57-minutowy dokument "Witajcie w życiu" opowiada o kulisach działalności korporacji Amway, jednej z największych na świecie sieci sprzedaży bezpośredniej. Ukazuje szczególne metody działania liderów Amwaya, w filmie przypominające nabór do sekty. Zamieszanie wokół obrazu rozpoczęło się w 1997 roku, kiedy to Amway pozwał do sądu Henryka Dederkę, a także producenta, łodzianina Jacka Gwizdałę, oraz właściciela praw do dokumentu, TVP, zarzucając im zniesławienie i podawanie nieprawdziwych informacji, a także manipulowanie faktami (m.in. dla-tego, że część scen odgrywa aktor). Sprawa trafiała do sądów różnych instancji, w 2005 roku wydano wyrok zakazujący emisji. W 2006 roku Sąd Najwyższy zwrócił sprawę do Sądu Apelacyjnego, a ten zawiesił sprawę ze względów proceduralnych. Ża-dna ze stron nie wystąpiła o wznowienie procesu. Sprawa została umorzona, zakaz emisji obowiązuje.

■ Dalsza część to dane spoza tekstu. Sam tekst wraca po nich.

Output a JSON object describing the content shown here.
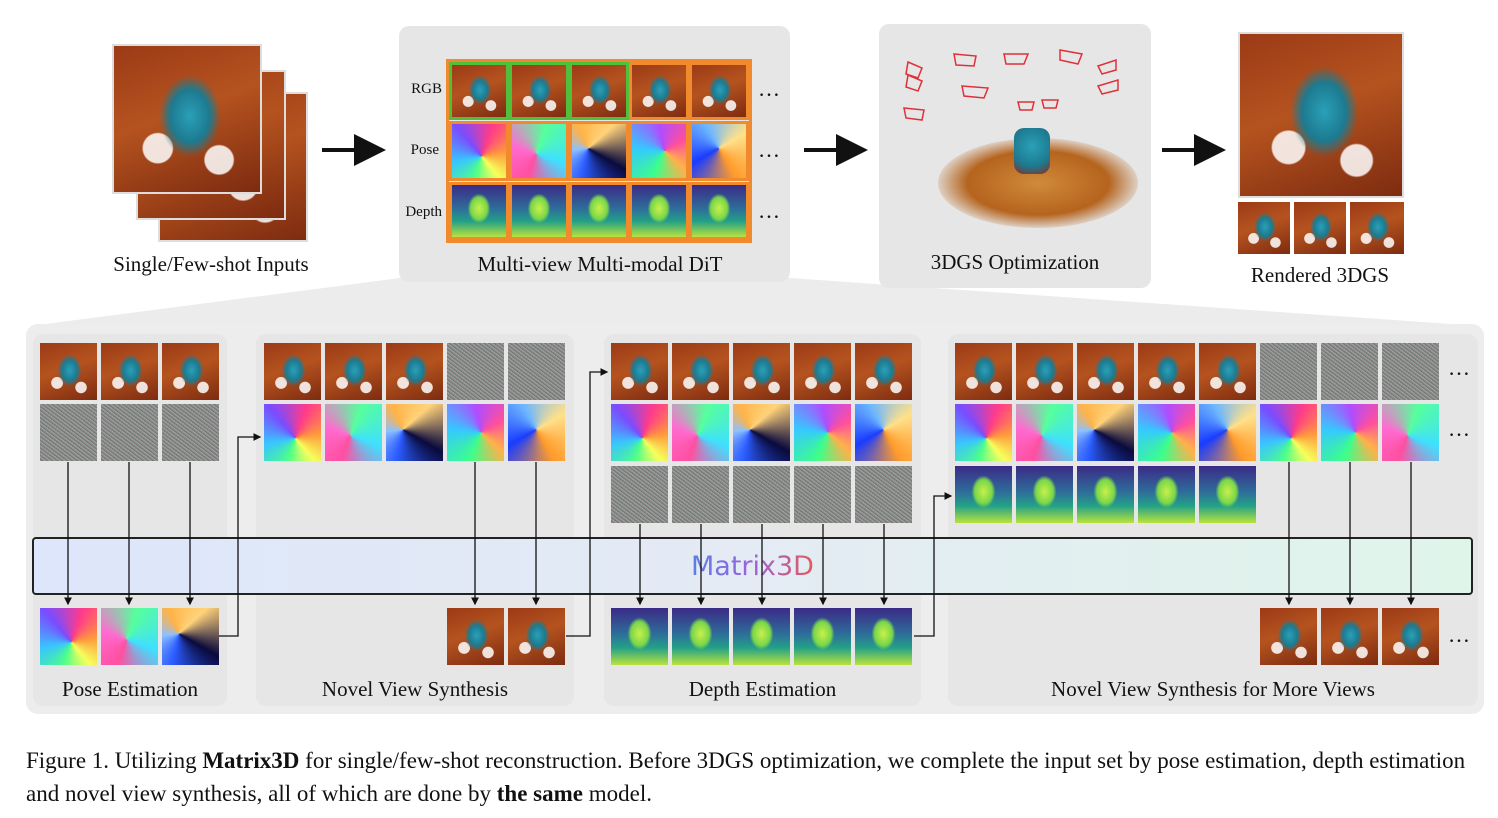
{
  "top": {
    "inputs_label": "Single/Few-shot Inputs",
    "dit_label": "Multi-view Multi-modal DiT",
    "dit_rows": [
      "RGB",
      "Pose",
      "Depth"
    ],
    "dit_ellipsis": "…",
    "opt_label": "3DGS Optimization",
    "rendered_label": "Rendered 3DGS"
  },
  "matrix_label": "Matrix3D",
  "tasks": {
    "pose_estimation": "Pose Estimation",
    "novel_view_synthesis": "Novel View Synthesis",
    "depth_estimation": "Depth Estimation",
    "more_views": "Novel View Synthesis for More Views",
    "ellipsis": "…"
  },
  "caption": {
    "prefix": "Figure 1. Utilizing ",
    "bold1": "Matrix3D",
    "middle": " for single/few-shot reconstruction. Before 3DGS optimization, we complete the input set by pose estimation, depth estimation and novel view synthesis, all of which are done by ",
    "bold2": "the same",
    "suffix": " model."
  },
  "colors": {
    "panel_bg": "#e6e6e6",
    "rgb_outline": "#4fbf3c",
    "generated_outline": "#f08a2c",
    "camera_frustum": "#e0303a"
  },
  "icons": {
    "arrow": "right-arrow",
    "camera": "camera-frustum"
  }
}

Sytuację prawną filmu jego producent interpretuje tak, że zakaz dotyczy tylko emisji "Witajcie w życiu" na antenie TVP. Można by go pokazywać na festiwalach lub mogłyby go pokazać inne stacje. Na to jednak zgodę musi wyrazić Telewizja Polska. Dla tej natomiast sytuacja prawna jasna nie jest. Zgody więc prawdopodobnie na razie nie będzie.
Dla łódzkiego reżysera "Witajcie w życiu" to już film historyczny. Pracuje nad kolejnymi przedsięwzięciami. Na 30 października w HBO zapowiadana jest telewizyjna premiera jego najnowszego filmu, "Witajcie w mroku", opowiadającego o subkulturze gothów w Polsce. W filmie pojawiają się m.in. autorzy pierwszej polskiej strony internetowej o nekrofilii, wampirzyca z Krakowa, Mefisto - energetyczny wampir z Łodzi oraz Xeno, ideolog gotyku i informatyk. Bohaterowie filmu to ludzie, którzy sypiają w trumnach, piją krew, pasjonują się wampiryzmem i okultyzmem. Współproducentem filmu jest łódzka Wytwórnia Filmów Oświatowych i Programów Edukacyjnych.
65-letni reżyser ma na koncie jeden pełnometrażowy fabularny film kinowy - "Bajland" z Wojciechem Pszoniakiem. Być może jego przygody z filmem "Witajcie w życiu" to temat na kolejną kinową produkcję?